Making sense of all this has been the principle mission of The National Association of Foreign-Trade Zones (NAFTZ) for the past several months. One outstanding example of its concern has been with manufacturers being assessed additional duties under Section 201 and 301 trade actions on products manufactured and substantially transformed in a U.S. FTZ.
“We’re pursuing all avenues to ensure the Office of U.S. Trade Representative corrects this unintended and unfair discriminatory treatment,” says Erik Autor, president of NAFTZ. Currently, “a quirk” in the Customs entry process for zone-manufactured merchandise has resulted in the unwarranted assessment of Section 301 duties on some of these finished products.
“This exclusion is necessary,” says Autor, “because some finished products are manufactured and substantially transformed into different products in U.S. foreign-trade zones, but correspond to Chinese-origin products.”
Autor explains that collecting traderemedies duties on U.S.-origin products from an FTZ would have a number of unintended consequences, and would undermine the ongoing goal for creating manufacturing jobs in the U.S. In the meantime, shippers looking for a way to soften the blow are advised to speak directly to the U. S. Trade Representative (USTR) regarding the unfair treatment of tariffs applied to “nonprivileged” parts and materials.
Julie Gibbs, director of the San Francisco-based trade consultancy BPE Global, notes that removal from the zone of Section 301 items must be reported at “the highest value foreign component country of origin” on entry documentation.
This means that the value of non-privileged foreign status parts and materials legally admitted to an FTZ for manufacture into a different finished product will be assessed the additional tariff, even when substantial transformation takes place to create a U.S. origin good.
“If your company uses FTZs for manufacturing, consider commenting to the USTR about utilizing duty drawback,” says Gibbs. “Importers can get a 99% refund of duties paid on imported Section 301 items that are subsequently exported or assembled into a finished good then exported.

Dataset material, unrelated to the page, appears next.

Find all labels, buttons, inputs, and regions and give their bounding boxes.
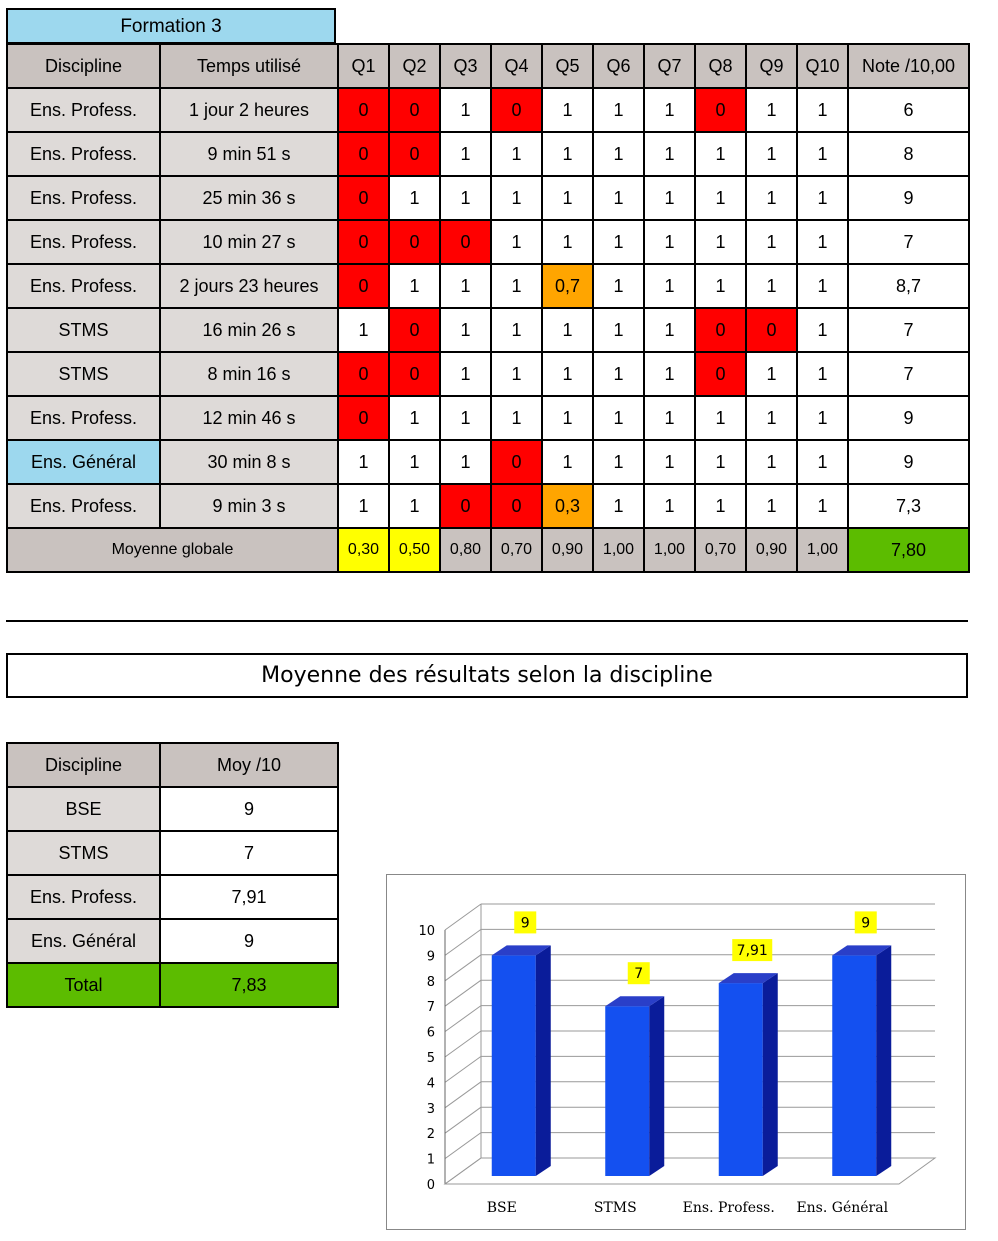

If this program didn’t have a benefit in the past for your company, it may now.”
A new case study published by The Reshoring Institute, a non-profit focused on bringing manufacturing back to the United States, demonstrates how GP zones can provide lean, just-in-time manufacturers with third-party logistics (3PL) provider support.
According to Rosemary Coates, executive director of the institute, RK Logistics Group is an ideal example of how a third party can facilitate trade for a handful of manufacturers in Fremont, Calif. RK has over 700 employees, and a network of 14 warehousing centers in the greater San Francisco Bay area that represents nearly 1 million square feet of commercial distribution space for inventory management, manufacturing support and e-commerce fulfillment.
“We chose to make this investment in an FTZ as part of our 3PL-plus philosophy of providing services with capabilities and value that goes beyond simple logistics,” says Rock Magnan, president of RK Logistics.
Such a strategy is well timed, adds Coates, who says that the new tariff wars will cause a lot of re-thinking of global strategy at the C-level. “Executives and their organizations will be carefully considering where in the world to manufacture and how much risk is involved in global supply chains,” she says.
“Trade compliance people and supply chain people will finally get noticed and asked for input into strategic decisions.” Coates observes that in the past, supply chains, operations and trade compliance were often considered an after-thought by executive leadership teams.
However, with the rise of globalism, global sourcing and manufacturing, as well as the new trade wars, these functions within organizations are front and center. “Risk in global operations has become a strategic consideration,” adds Coates.
“Trade compliance people are being listened to regarding how tariffs impact the company’s financials, and strategic decision-making is now more broadly based on global operations—not simply financial results.”